If you were the pediatrician and that family didn’t bring that child back for a follow-up, it was your job to get the visiting nurse service to go out and bring that child in or to very, very rarely get a court order to get that child in for treatment. On the adult side, that was never done. People were very frequently lost to follow-up.
So, the notion was that a child cannot be responsible for his or her own care. Adults have to take charge and if the parents aren’t taking charge, the medical community has to take charge.
On the adult side the notion is that the adult has to take charge of their own care. You can’t treat somebody who doesn’t themselves want to get better. That’s a fundamental philosophical difference.
RBJ: You seem to be saying that you really can’t separate the clinical from the non-clinical aspects of care.
SCHOR: I think they are part and parcel of the same thing. If you don’t treat them all at once, you don’t effect complete treatment of your patient.
I do think from a medical standpoint infectious disease is a much more frequent issue in childhood than in adulthood. Part of that is the degree to which the immune system has already been exposed to some things by the time you become an adult. Another part of that is the number of times children are in close contact in groups in our current social structure relative to adults.
For us, it becomes all the more important that we have private rooms so that we segregate children with particular infectious diseases from one another.
Right now, especially during flu season, at 3 o’clock in the morning we’re genotyping somebody’s flu to find out if it’s OK to put them in a room with another child so that their strain is the same. We won’t have to do that when we have private rooms. We won’t have to worry that the patient in the next bed is going to give them whatever disease they came in with.

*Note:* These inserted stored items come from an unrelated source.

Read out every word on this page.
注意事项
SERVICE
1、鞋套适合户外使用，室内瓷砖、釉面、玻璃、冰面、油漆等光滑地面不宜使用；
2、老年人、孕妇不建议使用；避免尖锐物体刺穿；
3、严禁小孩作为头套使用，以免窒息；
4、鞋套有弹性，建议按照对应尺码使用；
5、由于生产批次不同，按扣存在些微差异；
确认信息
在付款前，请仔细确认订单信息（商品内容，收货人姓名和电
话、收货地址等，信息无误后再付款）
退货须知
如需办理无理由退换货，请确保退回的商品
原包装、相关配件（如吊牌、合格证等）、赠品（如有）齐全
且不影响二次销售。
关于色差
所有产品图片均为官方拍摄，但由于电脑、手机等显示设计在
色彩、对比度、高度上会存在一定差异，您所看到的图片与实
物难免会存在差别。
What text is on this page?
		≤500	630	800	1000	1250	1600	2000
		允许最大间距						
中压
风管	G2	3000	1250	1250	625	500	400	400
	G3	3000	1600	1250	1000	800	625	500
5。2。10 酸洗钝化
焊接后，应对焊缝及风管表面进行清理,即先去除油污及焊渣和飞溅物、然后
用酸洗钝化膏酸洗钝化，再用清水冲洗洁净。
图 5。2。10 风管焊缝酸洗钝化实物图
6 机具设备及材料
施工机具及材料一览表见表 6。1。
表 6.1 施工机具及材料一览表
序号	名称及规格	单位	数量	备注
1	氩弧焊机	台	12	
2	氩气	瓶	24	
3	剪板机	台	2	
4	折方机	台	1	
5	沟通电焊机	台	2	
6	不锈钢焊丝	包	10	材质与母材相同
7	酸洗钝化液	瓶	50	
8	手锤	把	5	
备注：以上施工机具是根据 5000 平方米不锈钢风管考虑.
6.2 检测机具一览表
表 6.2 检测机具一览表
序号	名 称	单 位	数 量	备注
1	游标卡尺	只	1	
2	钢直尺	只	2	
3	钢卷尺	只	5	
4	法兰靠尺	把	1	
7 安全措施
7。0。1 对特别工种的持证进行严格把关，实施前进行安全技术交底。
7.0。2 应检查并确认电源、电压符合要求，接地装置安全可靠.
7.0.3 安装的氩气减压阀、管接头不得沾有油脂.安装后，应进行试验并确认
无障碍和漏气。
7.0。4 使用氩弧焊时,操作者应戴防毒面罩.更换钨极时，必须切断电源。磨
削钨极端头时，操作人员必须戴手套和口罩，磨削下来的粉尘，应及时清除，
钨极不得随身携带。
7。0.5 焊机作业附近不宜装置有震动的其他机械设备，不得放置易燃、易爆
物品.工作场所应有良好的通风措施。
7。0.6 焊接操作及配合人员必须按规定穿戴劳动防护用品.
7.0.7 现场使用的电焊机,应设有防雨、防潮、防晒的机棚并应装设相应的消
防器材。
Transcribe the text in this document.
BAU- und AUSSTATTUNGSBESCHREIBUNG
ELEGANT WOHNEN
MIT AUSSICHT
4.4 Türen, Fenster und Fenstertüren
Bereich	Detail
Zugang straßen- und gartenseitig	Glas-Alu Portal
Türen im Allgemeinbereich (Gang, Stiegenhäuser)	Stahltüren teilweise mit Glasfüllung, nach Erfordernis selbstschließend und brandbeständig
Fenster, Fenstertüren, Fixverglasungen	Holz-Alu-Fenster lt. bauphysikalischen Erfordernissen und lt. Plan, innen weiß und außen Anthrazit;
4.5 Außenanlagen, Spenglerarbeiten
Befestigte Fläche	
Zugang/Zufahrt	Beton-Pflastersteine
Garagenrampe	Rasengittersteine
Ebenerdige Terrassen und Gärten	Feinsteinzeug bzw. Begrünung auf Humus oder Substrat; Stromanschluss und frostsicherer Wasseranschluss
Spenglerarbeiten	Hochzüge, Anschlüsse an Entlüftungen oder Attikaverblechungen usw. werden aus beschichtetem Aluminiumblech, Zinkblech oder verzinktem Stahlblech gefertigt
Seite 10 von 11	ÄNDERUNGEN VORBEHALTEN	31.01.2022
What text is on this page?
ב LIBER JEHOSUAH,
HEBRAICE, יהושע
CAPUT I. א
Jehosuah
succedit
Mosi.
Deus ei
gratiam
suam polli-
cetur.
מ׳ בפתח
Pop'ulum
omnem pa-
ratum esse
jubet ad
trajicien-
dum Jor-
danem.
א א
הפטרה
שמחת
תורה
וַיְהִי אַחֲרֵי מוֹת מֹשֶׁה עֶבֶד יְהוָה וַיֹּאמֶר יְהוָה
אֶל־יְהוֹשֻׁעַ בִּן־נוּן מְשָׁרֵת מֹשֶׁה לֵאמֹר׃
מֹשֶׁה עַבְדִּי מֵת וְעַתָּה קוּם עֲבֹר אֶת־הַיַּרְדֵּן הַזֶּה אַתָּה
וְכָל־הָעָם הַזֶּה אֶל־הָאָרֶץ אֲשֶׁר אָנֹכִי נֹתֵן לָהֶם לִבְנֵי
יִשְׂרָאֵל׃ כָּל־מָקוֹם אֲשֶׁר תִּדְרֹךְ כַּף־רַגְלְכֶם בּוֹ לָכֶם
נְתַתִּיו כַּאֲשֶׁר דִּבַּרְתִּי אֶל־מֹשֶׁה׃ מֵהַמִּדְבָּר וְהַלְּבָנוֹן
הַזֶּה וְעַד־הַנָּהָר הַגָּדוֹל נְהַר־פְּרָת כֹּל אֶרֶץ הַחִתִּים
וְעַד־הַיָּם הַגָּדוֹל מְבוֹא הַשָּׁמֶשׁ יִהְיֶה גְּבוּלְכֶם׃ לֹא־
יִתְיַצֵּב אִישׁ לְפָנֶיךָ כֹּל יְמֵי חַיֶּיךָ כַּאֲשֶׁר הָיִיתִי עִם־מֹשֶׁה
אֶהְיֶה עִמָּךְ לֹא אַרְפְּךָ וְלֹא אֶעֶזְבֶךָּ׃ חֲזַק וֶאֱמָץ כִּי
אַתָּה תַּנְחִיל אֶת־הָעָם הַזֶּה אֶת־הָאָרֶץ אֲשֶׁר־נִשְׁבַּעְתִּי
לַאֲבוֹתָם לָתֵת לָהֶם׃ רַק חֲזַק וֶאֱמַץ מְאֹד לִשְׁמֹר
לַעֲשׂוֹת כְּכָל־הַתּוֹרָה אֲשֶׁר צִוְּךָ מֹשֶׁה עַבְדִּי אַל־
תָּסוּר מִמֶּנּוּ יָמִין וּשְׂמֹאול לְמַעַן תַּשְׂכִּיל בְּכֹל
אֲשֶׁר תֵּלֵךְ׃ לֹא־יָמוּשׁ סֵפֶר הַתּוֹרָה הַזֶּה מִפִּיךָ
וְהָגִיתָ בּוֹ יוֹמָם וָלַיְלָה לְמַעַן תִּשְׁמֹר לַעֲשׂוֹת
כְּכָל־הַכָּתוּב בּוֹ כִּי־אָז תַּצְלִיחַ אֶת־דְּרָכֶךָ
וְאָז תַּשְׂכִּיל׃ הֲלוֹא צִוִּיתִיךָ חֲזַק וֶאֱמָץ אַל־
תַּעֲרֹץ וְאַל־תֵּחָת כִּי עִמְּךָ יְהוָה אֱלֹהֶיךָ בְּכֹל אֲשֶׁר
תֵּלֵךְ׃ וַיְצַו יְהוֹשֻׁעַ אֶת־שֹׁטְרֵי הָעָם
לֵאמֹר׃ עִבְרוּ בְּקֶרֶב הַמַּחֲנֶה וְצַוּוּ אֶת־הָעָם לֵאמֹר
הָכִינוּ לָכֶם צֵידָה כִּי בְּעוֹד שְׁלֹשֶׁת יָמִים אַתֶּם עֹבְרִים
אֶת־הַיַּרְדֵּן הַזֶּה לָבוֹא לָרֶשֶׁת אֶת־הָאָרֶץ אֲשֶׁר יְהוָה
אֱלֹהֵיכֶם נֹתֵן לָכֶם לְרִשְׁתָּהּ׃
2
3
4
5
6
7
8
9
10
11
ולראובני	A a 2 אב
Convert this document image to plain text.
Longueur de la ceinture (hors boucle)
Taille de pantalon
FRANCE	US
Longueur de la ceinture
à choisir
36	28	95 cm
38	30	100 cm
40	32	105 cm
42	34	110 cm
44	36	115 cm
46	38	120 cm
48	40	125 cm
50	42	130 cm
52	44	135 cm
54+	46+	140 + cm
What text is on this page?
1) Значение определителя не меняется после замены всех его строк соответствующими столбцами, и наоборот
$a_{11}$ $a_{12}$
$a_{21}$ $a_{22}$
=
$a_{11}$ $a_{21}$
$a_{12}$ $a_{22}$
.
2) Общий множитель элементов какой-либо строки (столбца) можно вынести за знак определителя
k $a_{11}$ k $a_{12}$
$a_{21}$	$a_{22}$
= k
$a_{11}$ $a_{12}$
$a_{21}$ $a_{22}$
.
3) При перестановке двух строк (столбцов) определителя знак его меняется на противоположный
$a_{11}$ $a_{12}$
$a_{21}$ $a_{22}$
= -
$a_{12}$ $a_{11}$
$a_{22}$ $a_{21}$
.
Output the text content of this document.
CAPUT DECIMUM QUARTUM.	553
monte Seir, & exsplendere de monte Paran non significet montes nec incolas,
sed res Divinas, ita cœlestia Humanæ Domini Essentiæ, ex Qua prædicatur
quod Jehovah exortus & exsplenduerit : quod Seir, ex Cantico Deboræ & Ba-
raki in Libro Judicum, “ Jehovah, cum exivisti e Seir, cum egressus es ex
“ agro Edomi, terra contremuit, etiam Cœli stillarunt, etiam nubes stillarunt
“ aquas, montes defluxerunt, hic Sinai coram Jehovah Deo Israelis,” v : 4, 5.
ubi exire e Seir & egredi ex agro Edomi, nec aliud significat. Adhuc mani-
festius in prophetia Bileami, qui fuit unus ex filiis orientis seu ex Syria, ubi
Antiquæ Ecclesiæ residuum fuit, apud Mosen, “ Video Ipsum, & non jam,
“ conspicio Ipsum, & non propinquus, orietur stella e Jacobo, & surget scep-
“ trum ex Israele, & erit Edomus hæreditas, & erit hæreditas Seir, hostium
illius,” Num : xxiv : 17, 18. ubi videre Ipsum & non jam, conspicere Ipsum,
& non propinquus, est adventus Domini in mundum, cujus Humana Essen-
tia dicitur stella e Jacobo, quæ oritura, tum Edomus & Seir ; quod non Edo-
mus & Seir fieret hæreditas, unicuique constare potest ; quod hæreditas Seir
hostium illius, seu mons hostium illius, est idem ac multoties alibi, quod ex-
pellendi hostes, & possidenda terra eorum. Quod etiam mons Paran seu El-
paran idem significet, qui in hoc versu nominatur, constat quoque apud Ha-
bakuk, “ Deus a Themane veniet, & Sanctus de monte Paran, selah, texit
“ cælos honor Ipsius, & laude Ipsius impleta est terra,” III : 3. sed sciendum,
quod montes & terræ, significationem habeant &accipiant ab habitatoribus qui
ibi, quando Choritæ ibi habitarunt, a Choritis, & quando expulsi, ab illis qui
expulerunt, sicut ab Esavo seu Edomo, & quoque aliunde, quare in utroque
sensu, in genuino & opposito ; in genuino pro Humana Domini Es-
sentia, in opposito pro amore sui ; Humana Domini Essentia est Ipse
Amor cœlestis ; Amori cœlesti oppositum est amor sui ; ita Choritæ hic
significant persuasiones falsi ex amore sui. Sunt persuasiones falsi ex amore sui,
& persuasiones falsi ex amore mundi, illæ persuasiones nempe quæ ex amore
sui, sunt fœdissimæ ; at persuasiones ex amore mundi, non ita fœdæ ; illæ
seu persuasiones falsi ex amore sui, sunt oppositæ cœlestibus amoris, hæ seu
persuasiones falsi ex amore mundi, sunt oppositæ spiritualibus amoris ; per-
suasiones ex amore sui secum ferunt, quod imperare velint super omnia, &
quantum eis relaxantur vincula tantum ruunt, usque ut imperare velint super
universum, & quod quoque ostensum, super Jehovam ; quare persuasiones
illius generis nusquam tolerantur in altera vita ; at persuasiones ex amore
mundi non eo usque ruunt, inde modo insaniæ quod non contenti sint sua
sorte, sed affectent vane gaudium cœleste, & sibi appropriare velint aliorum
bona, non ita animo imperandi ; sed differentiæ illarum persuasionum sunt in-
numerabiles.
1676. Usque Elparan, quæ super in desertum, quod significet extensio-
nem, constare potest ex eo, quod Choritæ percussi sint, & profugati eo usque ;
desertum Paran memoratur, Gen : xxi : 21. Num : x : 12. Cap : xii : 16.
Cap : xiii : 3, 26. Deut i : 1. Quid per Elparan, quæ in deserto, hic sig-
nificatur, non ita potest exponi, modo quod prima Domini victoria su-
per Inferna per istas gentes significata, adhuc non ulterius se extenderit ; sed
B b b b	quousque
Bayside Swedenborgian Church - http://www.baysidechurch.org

The other issue is the issue of privacy. It is a clinical issue, but it’s also goes into clinical research. We’re administering a consent form or we’re explaining a diagnosis or a procedure to a family, and we pull a curtain between the two beds in the room and pretend the other person can’t hear a word we’re saying.
We know that’s not true, but right now it’s the best we can do. In a place where there is a little bit of privacy, families will feel freer to ask questions, to bring up confounding issues, personal issues that (they) might not bring up if they remember that somebody’s on the other side of the curtain.
There’s also the potential (in non-private rooms) of others being traumatized by something that’s happening to another child in the room. In our current neonatal intensive care unit is where we see that the most. Now, it’s essentially one extraordinarily large room with tens of isolates in that room. We’re bedded right now for 60 isolates.
When something happens with any baby in that room, every family in that room thinks it’s their baby that’s having a problem. Even once they establish that their baby is OK, everything going on including resuscitations and things like that where the baby in the next bed is often visible and audible to everybody in that room is extraordinarily anxiety-provoking, to put it mildly.
Private rooms will have a calming effect, a sense of normalcy that will make it much more like having your own bedroom.
RBJ: The way nursing staff will be deployed in the new hospital is really quite different, is it not? Traditionally hospital floors are organized around a central nursing station, but that setup is quite different in the new hospital?
SCHOR: It is and it isn’t. It is both a blessing and a curse that the physical plant when you have private rooms requires that nursing be closer at all times to the room where they are taking care of children. So, if a nurse needs help with something, he or she has to communicate in a different way.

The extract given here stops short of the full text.